Конечно же это был не он. Это был юноша двадцати одного — двадцати двух лет от роду, с копной ниспадающих на лоб волнистых волос и красивым изменчивым лицом, полным обаяния, хотя изгиб рта и взлет бровей выдавали слабость характера. Но цвет волос был тот же — светло-желтый цвет спелого ячменя, и чуть растянутые интонации, и полупроглоченные слоги, и речь словно мыльные пузыри, и быстрая кривая улыбка, и больше всего — красивые, чувствительные руки, которые ловко собирали «финтифлюшки» и клали их в сумку.
— Вы еще никак меня не обозвали, — напомнил молодой человек.
— Кажется, я могу назвать вас по имени, — сказала Гарриет. — Вы… вы не родственник Питера Уимзи?
— Ну конечно, — ответил молодой человек, садясь на корточки. — Он мой дядя, причем куда более щедрый, чем еврейские дядюшки,[136]— добавил он, следуя за цепочкой грустных ассоциаций. — А мы с вами знакомы? Или вы просто догадались? Вы ведь не считаете, что я на него похож?
— Когда вы заговорили, я на мгновение приняла вас за вашего дядю. Да, кое в чем вы очень на него похожи.
— Это разобьет сердце маман, — сказал молодой человек с ухмылкой. — Дядю Питера не одобряют. Но я бы очень хотел, чтобы он был здесь. Он бы оказался удивительно кстати. Но его, как всегда, где-то носит. Загадочный старый котяра, а? А вы, видимо, его знаете? Забыл этот трюизм про тесный мир, но будем считать, я его произнес. Так где сейчас наш пострел?
— Кажется, в Риме.
— Чего еще от него ждать. Придется писать письмо. Очень трудно в чем-то убедить в письме, а? Так много всего приходится объяснять, а знаменитое семейное обаяние не держится на бумаге. — Он улыбнулся с обезоруживающей откровенностью, поднимая последнюю закатившуюся куда-то монетку.
— Правильно ли я понимаю, — спросила Гарриет, которую все это очень забавляло, — что вы собираетесь воззвать к лучшим чувствам дяди Питера?
— Что-то вроде того, — сказал юноша. — Он на самом деле довольно человечный, если правильно к нему подойти. Кроме того, мне есть чем припугнуть дядю Питера — в самом худшем случае я могу сказать, что перережу себе горло и тогда ему не отвертеться от землянички.
— От чего? — переспросила Гарриет, думая, что это, должно быть, последняя версия оксфордского сленга, что-то вроде «жизнь малиной не покажется».
— От земляничных листьев, — разъяснил молодой человек. — В смысле, ни елей, ни скипетр, ни держава его не минуют.
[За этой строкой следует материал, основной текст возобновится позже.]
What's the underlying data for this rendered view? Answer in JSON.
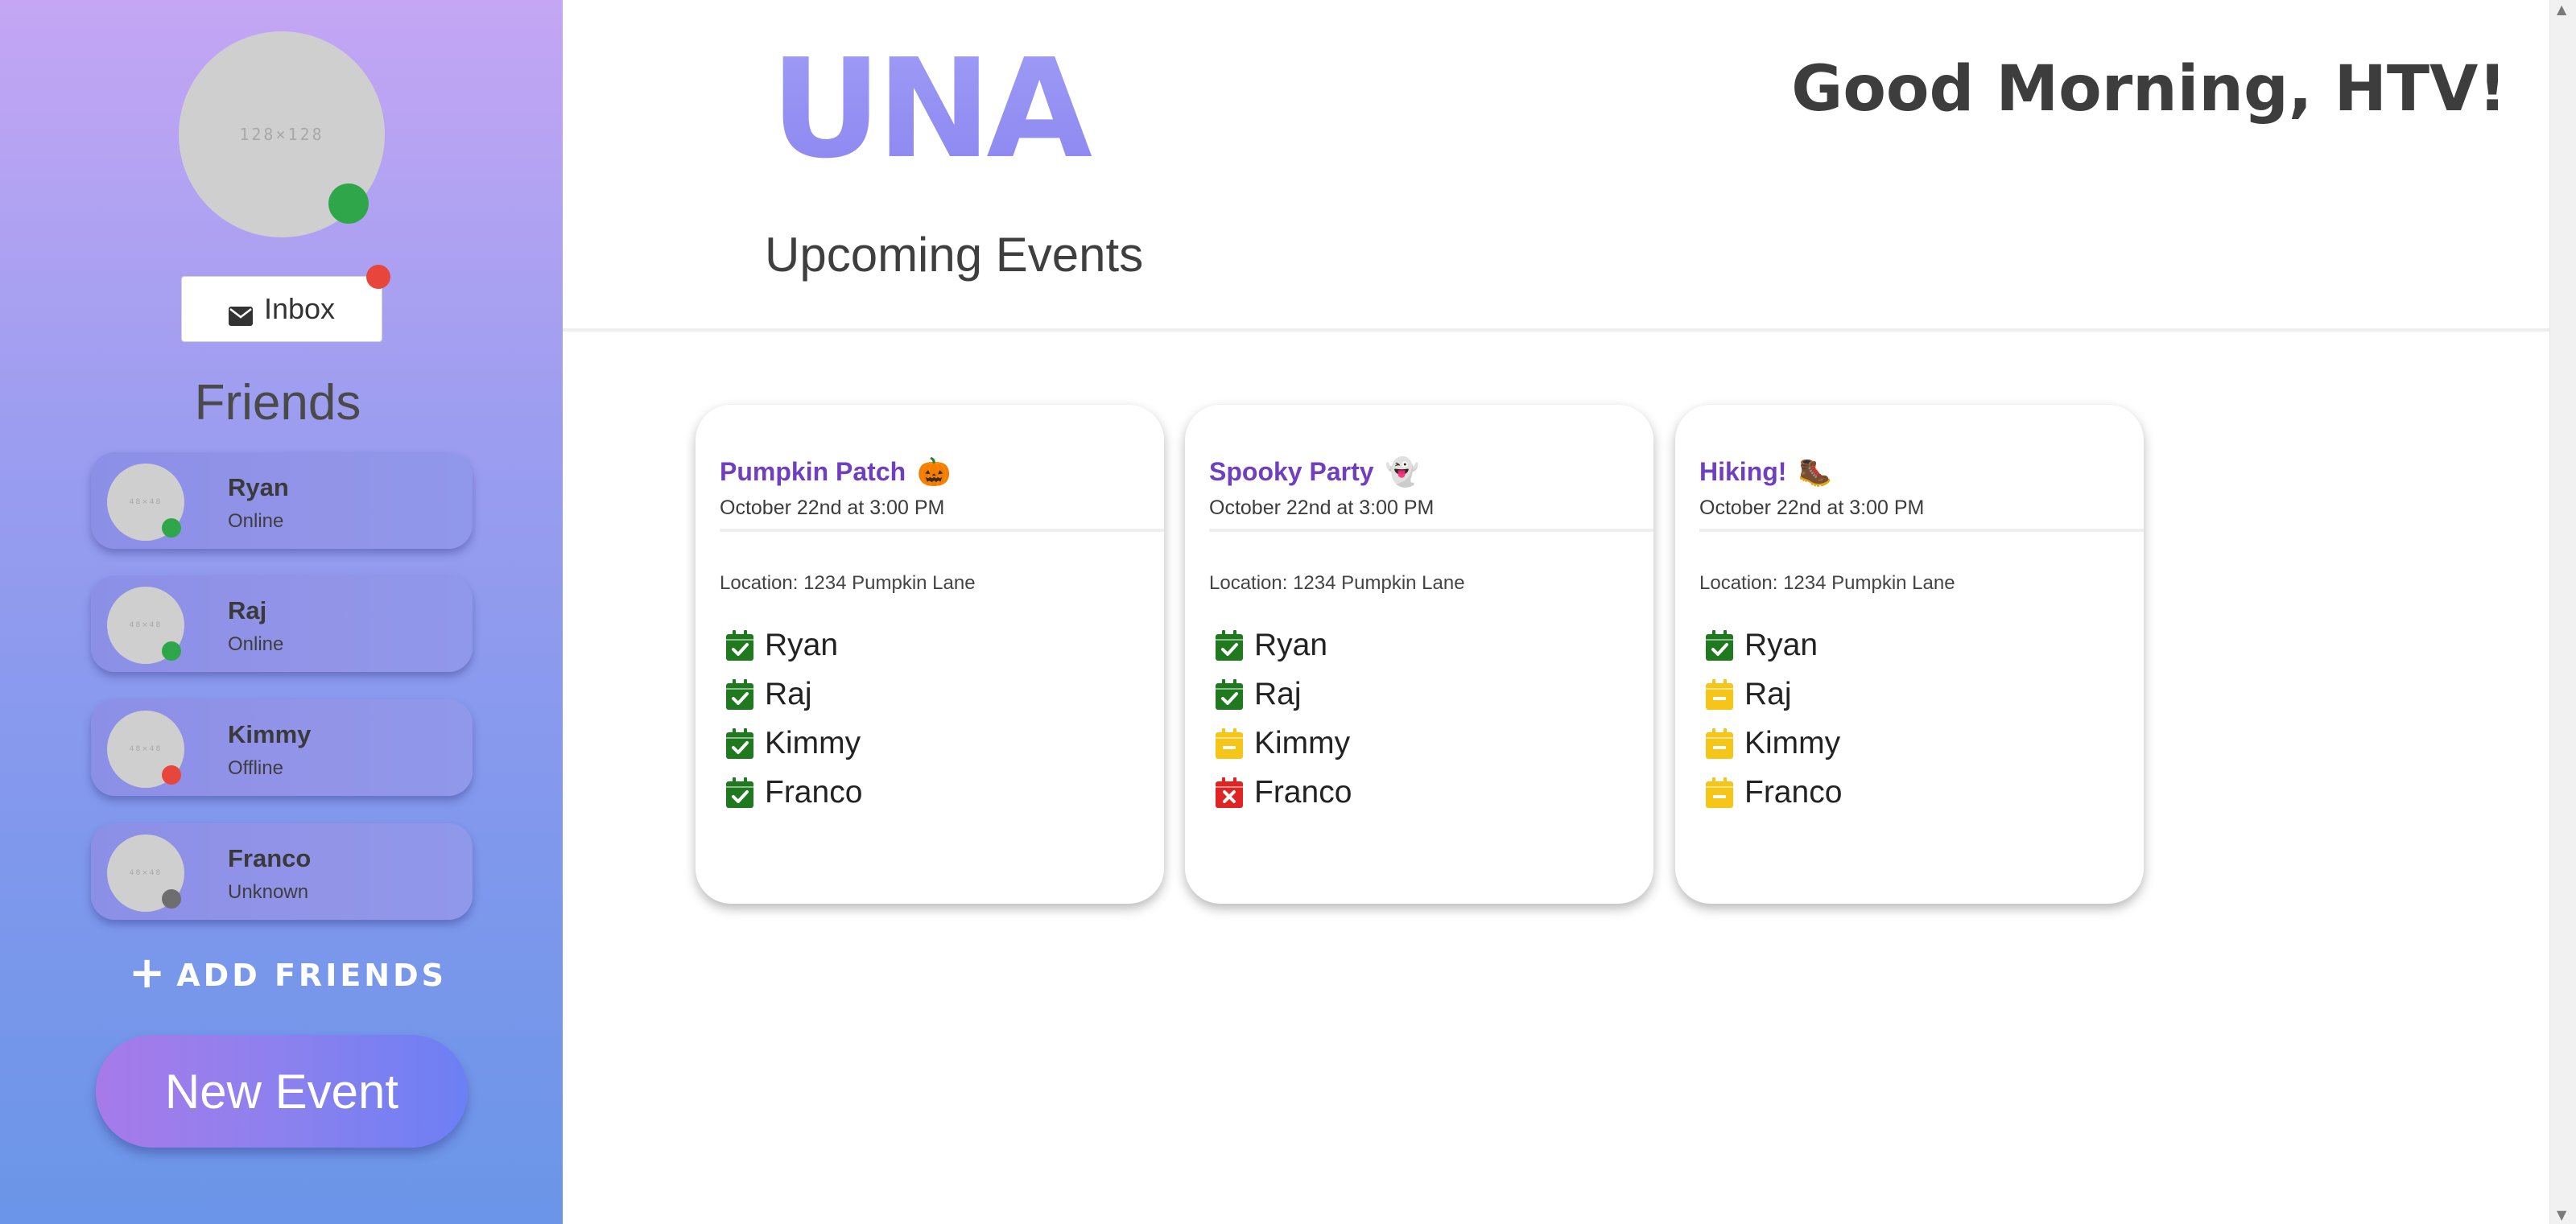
{
  "sidebar": {
    "avatar_placeholder": "128×128",
    "inbox_label": "Inbox",
    "friends_heading": "Friends",
    "friend_avatar_placeholder": "48×48",
    "friends": [
      {
        "name": "Ryan",
        "status": "Online",
        "status_color": "#30a64a"
      },
      {
        "name": "Raj",
        "status": "Online",
        "status_color": "#30a64a"
      },
      {
        "name": "Kimmy",
        "status": "Offline",
        "status_color": "#e8453c"
      },
      {
        "name": "Franco",
        "status": "Unknown",
        "status_color": "#6e6e6e"
      }
    ],
    "add_friends_label": "ADD FRIENDS",
    "new_event_label": "New Event"
  },
  "header": {
    "logo_text": "UNA",
    "greeting": "Good Morning, HTV!",
    "section_title": "Upcoming Events"
  },
  "colors": {
    "accepted": "#1f7a1f",
    "pending": "#f5c518",
    "declined": "#e02424",
    "event_title": "#6f3fbf"
  },
  "events": [
    {
      "title": "Pumpkin Patch",
      "emoji": "🎃",
      "date": "October 22nd at 3:00 PM",
      "location": "Location: 1234 Pumpkin Lane",
      "attendees": [
        {
          "name": "Ryan",
          "rsvp": "accepted"
        },
        {
          "name": "Raj",
          "rsvp": "accepted"
        },
        {
          "name": "Kimmy",
          "rsvp": "accepted"
        },
        {
          "name": "Franco",
          "rsvp": "accepted"
        }
      ]
    },
    {
      "title": "Spooky Party",
      "emoji": "👻",
      "date": "October 22nd at 3:00 PM",
      "location": "Location: 1234 Pumpkin Lane",
      "attendees": [
        {
          "name": "Ryan",
          "rsvp": "accepted"
        },
        {
          "name": "Raj",
          "rsvp": "accepted"
        },
        {
          "name": "Kimmy",
          "rsvp": "pending"
        },
        {
          "name": "Franco",
          "rsvp": "declined"
        }
      ]
    },
    {
      "title": "Hiking!",
      "emoji": "🥾",
      "date": "October 22nd at 3:00 PM",
      "location": "Location: 1234 Pumpkin Lane",
      "attendees": [
        {
          "name": "Ryan",
          "rsvp": "accepted"
        },
        {
          "name": "Raj",
          "rsvp": "pending"
        },
        {
          "name": "Kimmy",
          "rsvp": "pending"
        },
        {
          "name": "Franco",
          "rsvp": "pending"
        }
      ]
    }
  ]
}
Получит свои четыре ряда изъеденного молью горностая,[137]не говоря уж о гнилых бараках в Денвере, которые скоро сожрет плесень. — Видя, что Гарриет все еще смотрит с недоумением, он продолжил: — Простите, я забыл. Меня зовут Сент-Джордж, и папаша не удосужился снабдить меня братьями, поэтому как только напротив моего имени напишут d.s.p.,[138]дядя Питер попался. Конечно, отец может его пережить, но не думаю: не такой Питер человек, чтоб умереть молодым, разве кто-то из его любимых преступничков его прикончит.
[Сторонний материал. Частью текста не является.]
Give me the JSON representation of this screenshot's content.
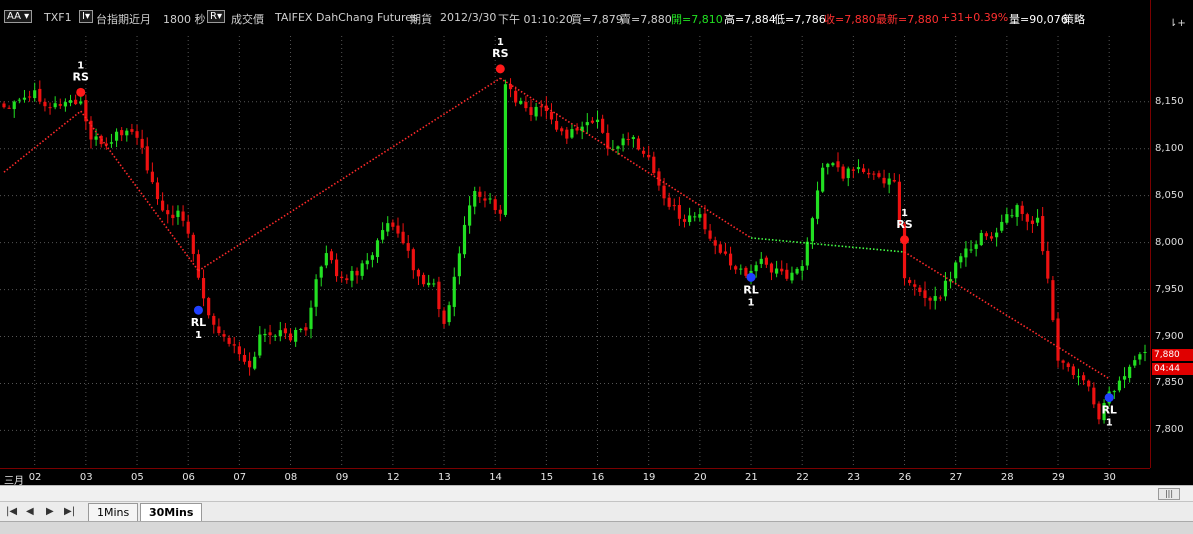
{
  "header": {
    "code_box": "AA",
    "symbol": "TXF1",
    "period_box": "I",
    "contract": "台指期近月",
    "interval": "1800 秒",
    "price_box": "R",
    "price_type": "成交價",
    "exchange": "TAIFEX",
    "broker": "DahChang Futures",
    "market": "期貨",
    "date": "2012/3/30",
    "time": "下午 01:10:20",
    "bid": "買=7,879",
    "ask": "賣=7,880",
    "open": "開=7,810",
    "high": "高=7,884",
    "low": "低=7,786",
    "close": "收=7,880",
    "latest": "最新=7,880",
    "change": "+31",
    "change_pct": "+0.39%",
    "volume": "量=90,076",
    "strategy": "策略"
  },
  "colors": {
    "up": "#22e022",
    "down": "#ee1111",
    "grid": "#555555",
    "trend_red": "#ff2a2a",
    "trend_green": "#44ff44",
    "marker_rs": "#ff1a1a",
    "marker_rl": "#2040ff"
  },
  "last_price_tag": {
    "price": "7,880",
    "change": "04:44"
  },
  "axis_icon": "⇂+",
  "tabs": [
    {
      "label": "1Mins",
      "active": false
    },
    {
      "label": "30Mins",
      "active": true
    }
  ],
  "nav_icons": [
    "first-icon",
    "prev-icon",
    "next-icon",
    "last-icon"
  ],
  "chart_data": {
    "type": "candlestick",
    "ylim": [
      7760,
      8220
    ],
    "yticks": [
      {
        "value": 8150,
        "label": "8,150"
      },
      {
        "value": 8100,
        "label": "8,100"
      },
      {
        "value": 8050,
        "label": "8,050"
      },
      {
        "value": 8000,
        "label": "8,000"
      },
      {
        "value": 7950,
        "label": "7,950"
      },
      {
        "value": 7900,
        "label": "7,900"
      },
      {
        "value": 7850,
        "label": "7,850"
      },
      {
        "value": 7800,
        "label": "7,800"
      }
    ],
    "xticks": [
      {
        "index": 0,
        "label": "三月"
      },
      {
        "index": 6,
        "label": "02"
      },
      {
        "index": 16,
        "label": "03"
      },
      {
        "index": 26,
        "label": "05"
      },
      {
        "index": 36,
        "label": "06"
      },
      {
        "index": 46,
        "label": "07"
      },
      {
        "index": 56,
        "label": "08"
      },
      {
        "index": 66,
        "label": "09"
      },
      {
        "index": 76,
        "label": "12"
      },
      {
        "index": 86,
        "label": "13"
      },
      {
        "index": 96,
        "label": "14"
      },
      {
        "index": 106,
        "label": "15"
      },
      {
        "index": 116,
        "label": "16"
      },
      {
        "index": 126,
        "label": "19"
      },
      {
        "index": 136,
        "label": "20"
      },
      {
        "index": 146,
        "label": "21"
      },
      {
        "index": 156,
        "label": "22"
      },
      {
        "index": 166,
        "label": "23"
      },
      {
        "index": 176,
        "label": "26"
      },
      {
        "index": 186,
        "label": "27"
      },
      {
        "index": 196,
        "label": "28"
      },
      {
        "index": 206,
        "label": "29"
      },
      {
        "index": 216,
        "label": "30"
      }
    ],
    "anchors": [
      [
        0,
        8145
      ],
      [
        3,
        8155
      ],
      [
        6,
        8160
      ],
      [
        9,
        8145
      ],
      [
        12,
        8150
      ],
      [
        15,
        8150
      ],
      [
        17,
        8110
      ],
      [
        20,
        8105
      ],
      [
        22,
        8115
      ],
      [
        25,
        8120
      ],
      [
        27,
        8100
      ],
      [
        29,
        8060
      ],
      [
        31,
        8030
      ],
      [
        34,
        8030
      ],
      [
        36,
        8010
      ],
      [
        38,
        7965
      ],
      [
        40,
        7925
      ],
      [
        42,
        7905
      ],
      [
        44,
        7895
      ],
      [
        46,
        7880
      ],
      [
        48,
        7865
      ],
      [
        50,
        7900
      ],
      [
        53,
        7905
      ],
      [
        56,
        7900
      ],
      [
        59,
        7910
      ],
      [
        61,
        7960
      ],
      [
        63,
        7985
      ],
      [
        66,
        7960
      ],
      [
        69,
        7970
      ],
      [
        72,
        7990
      ],
      [
        75,
        8020
      ],
      [
        77,
        8005
      ],
      [
        79,
        7990
      ],
      [
        81,
        7960
      ],
      [
        84,
        7955
      ],
      [
        86,
        7910
      ],
      [
        88,
        7960
      ],
      [
        90,
        8020
      ],
      [
        92,
        8055
      ],
      [
        95,
        8045
      ],
      [
        97,
        8030
      ],
      [
        98,
        8170
      ],
      [
        100,
        8150
      ],
      [
        103,
        8140
      ],
      [
        106,
        8145
      ],
      [
        108,
        8120
      ],
      [
        110,
        8115
      ],
      [
        113,
        8125
      ],
      [
        116,
        8130
      ],
      [
        118,
        8100
      ],
      [
        120,
        8105
      ],
      [
        123,
        8110
      ],
      [
        126,
        8090
      ],
      [
        128,
        8060
      ],
      [
        130,
        8040
      ],
      [
        133,
        8025
      ],
      [
        136,
        8030
      ],
      [
        138,
        8000
      ],
      [
        140,
        7990
      ],
      [
        143,
        7975
      ],
      [
        146,
        7965
      ],
      [
        148,
        7985
      ],
      [
        150,
        7970
      ],
      [
        153,
        7965
      ],
      [
        156,
        7975
      ],
      [
        158,
        8030
      ],
      [
        160,
        8075
      ],
      [
        162,
        8085
      ],
      [
        164,
        8070
      ],
      [
        166,
        8080
      ],
      [
        168,
        8075
      ],
      [
        170,
        8070
      ],
      [
        172,
        8065
      ],
      [
        174,
        8070
      ],
      [
        176,
        7960
      ],
      [
        178,
        7950
      ],
      [
        181,
        7940
      ],
      [
        183,
        7945
      ],
      [
        185,
        7965
      ],
      [
        187,
        7990
      ],
      [
        189,
        7995
      ],
      [
        191,
        8010
      ],
      [
        193,
        8005
      ],
      [
        196,
        8030
      ],
      [
        198,
        8035
      ],
      [
        200,
        8020
      ],
      [
        202,
        8025
      ],
      [
        204,
        7960
      ],
      [
        206,
        7875
      ],
      [
        208,
        7865
      ],
      [
        210,
        7855
      ],
      [
        212,
        7845
      ],
      [
        214,
        7815
      ],
      [
        216,
        7840
      ],
      [
        218,
        7850
      ],
      [
        220,
        7870
      ],
      [
        222,
        7880
      ]
    ],
    "trend_lines": [
      {
        "color": "red",
        "points": [
          [
            0,
            8075
          ],
          [
            15,
            8140
          ]
        ]
      },
      {
        "color": "red",
        "points": [
          [
            15,
            8140
          ],
          [
            38,
            7970
          ]
        ]
      },
      {
        "color": "red",
        "points": [
          [
            38,
            7970
          ],
          [
            97,
            8175
          ]
        ]
      },
      {
        "color": "red",
        "points": [
          [
            97,
            8175
          ],
          [
            146,
            8005
          ]
        ]
      },
      {
        "color": "green",
        "points": [
          [
            146,
            8005
          ],
          [
            176,
            7990
          ]
        ]
      },
      {
        "color": "red",
        "points": [
          [
            176,
            7990
          ],
          [
            216,
            7855
          ]
        ]
      }
    ],
    "signals": [
      {
        "type": "RS",
        "count": "1",
        "index": 15,
        "price": 8160
      },
      {
        "type": "RL",
        "count": "1",
        "index": 38,
        "price": 7928
      },
      {
        "type": "RS",
        "count": "1",
        "index": 97,
        "price": 8185
      },
      {
        "type": "RL",
        "count": "1",
        "index": 146,
        "price": 7963
      },
      {
        "type": "RS",
        "count": "1",
        "index": 176,
        "price": 8003
      },
      {
        "type": "RL",
        "count": "1",
        "index": 216,
        "price": 7835
      }
    ]
  }
}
— Это легко может случиться, — заметила Гарриет, вспомнив урода с ружьем.
— Тем хуже для него, — покачал головой Сент-Джордж. — Чем больше он рискует, тем скорее ему придется сунуть шею в брачную петлю. И никакой тебе холостяцкой свободы с верным Бантером в квартирке на Пикадилли. И никаких ослепительных венских певиц. Так что сами видите, он кровно заинтересован в том, чтобы со мной ничего не случилось.
— Очевидно, — сказала Гарриет, пораженная этим новым взглядом на предмет.
— Слабость дяди Питера в том, — продолжал лорд Сент-Джордж, осторожно высвобождая из обертки расплющенные безе, — что у него сильно развито чувство общественного долга. По внешнему виду не скажешь, но это так. Попробуем покормить карпов? Людям это уже не скормишь. Пока что ему удавалось ускользнуть — старый упрямец! Говорит, у него будет та жена, которая ему нужна, или никакой.